Le prestazioni dei calciatori, che si dividono tra chi vorrebbe ma non c'è la fa e chi francamente non ha più stimoli pur potendo fare bene; le scelte di Conte che come ieri sera vanno al di là della ricerca del mero risultato, quanto piuttosto rappresentano messaggi per proprietà e calciatori stessi in vista della prossima stagione; il fatto che ormai si parli più di futuro che si presente a ogni latitudine e ci sia sempre una polemica dietro l'altra che esula dal campo. Tanti, troppi ingredienti che falsificano pesantemente un campionato che fino alla caduta dell'Olimpico l'Inter aveva condotto con personalità e meritevoli ambizioni. Poi, quel virus che ha cambiato la vita di tutti e inevitabilmente ha tolto un senso al pallone per molti. Fino allo stop forzato, pur se in mezzo a mille difficoltà, Conte aveva raggiunto risultati ottimi, tallonando quando non superando la Juventus fino all'exploit della Lazio. Sarebbe scorretto dimenticare la lunga lista di infortuni che hanno inficiato il cammino nerazzurro e che l'allenatore, in un modo o nell'altro, ha saputo mascherare senza tuttavia lesinare frecciate alla società che non gli ha dato gli strumenti necessari per competere fino all'ultimo, forse annusando il calo che si sarebbe poi verificato.
Oggi siamo qui a valutare un operato, quello di squadra e allenatore, indecifrabile. Risultati altalenanti figli di prestazioni da calcio estivo, senza mordente, con giocatori scarichi mentalmente e fisicamente e altri dal futuro incerto se non addirittura segnato. Ovvio che le aspettative del tifoso restano alte, perché alla fine pur non essendo calcio vero ne è una rappresentazione realistica e un filo di delusione continua ad aleggiare nonostante la vittoria di ieri contro il Toro. Ma il fatto che un gruppo all'altezza della Juventus fino a febbraio oggi sembri distante anni luce dai bianconeri, deve far riflettere. Conte come sempre anche ieri ha fatto suo malgrado a meno di giocatori preziosi (Lukaku, il sempre più fondamentale Barella, il Sensi del 'che te lo dico a fare'), e al contempo ne ha lasciati fuori alcuni attesi come potenziali titolari, preferendo chi aveva le pile un po' scariche dopo Verona. Scelte che col senno di poi hanno pagato, più di precedenti occasioni, ma che lasciano inevitabilmente qualche punto interrogativo.
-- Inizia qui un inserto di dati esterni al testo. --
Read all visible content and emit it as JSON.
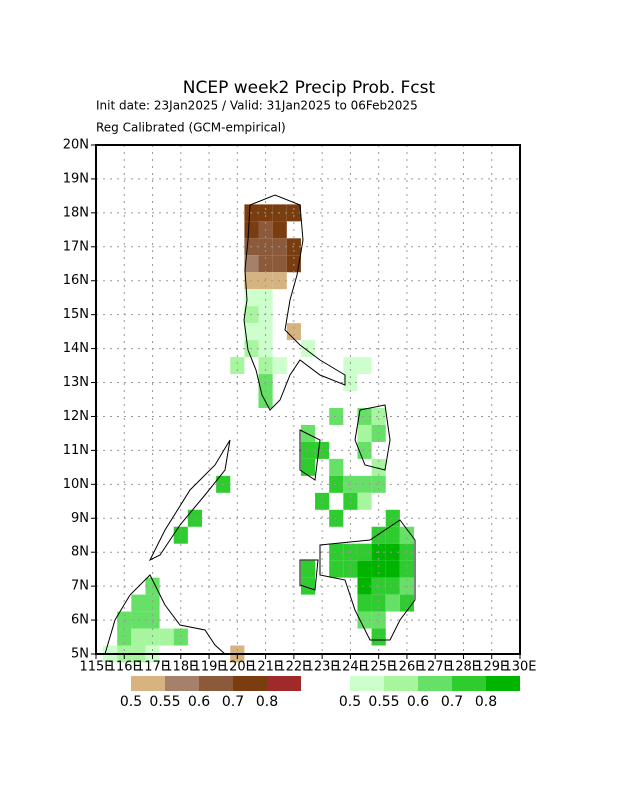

Checché se ne dica, il progetto iniziato la scorsa estate non è finito. Lo sarebbe se Conte decidesse di andarsene perché insoddisfatto, o se il club non ne assecondasse le indicazioni (non tutte, ma buona parte). Questa è solo un'inutile fase di chiusura del cerchio, in cui l'obiettivo Champions è stato raggiunto e bisogna trascinarsi fino al termine di questa stagione. E in questa fase sarà necessario proseguire nella scelta dei giocatori necessari, salutando chi è arrivato per portare l'Inter in Champions (missione compiuta) ma non può andare oltre. In modo meno brusco rispetto a quanto chiesto dalla Curva Nord, ma va fatto per quel famoso step di crescita. Per ora, godiamoci una classifica irreale ma quanto meno più gradevole del giorno prima.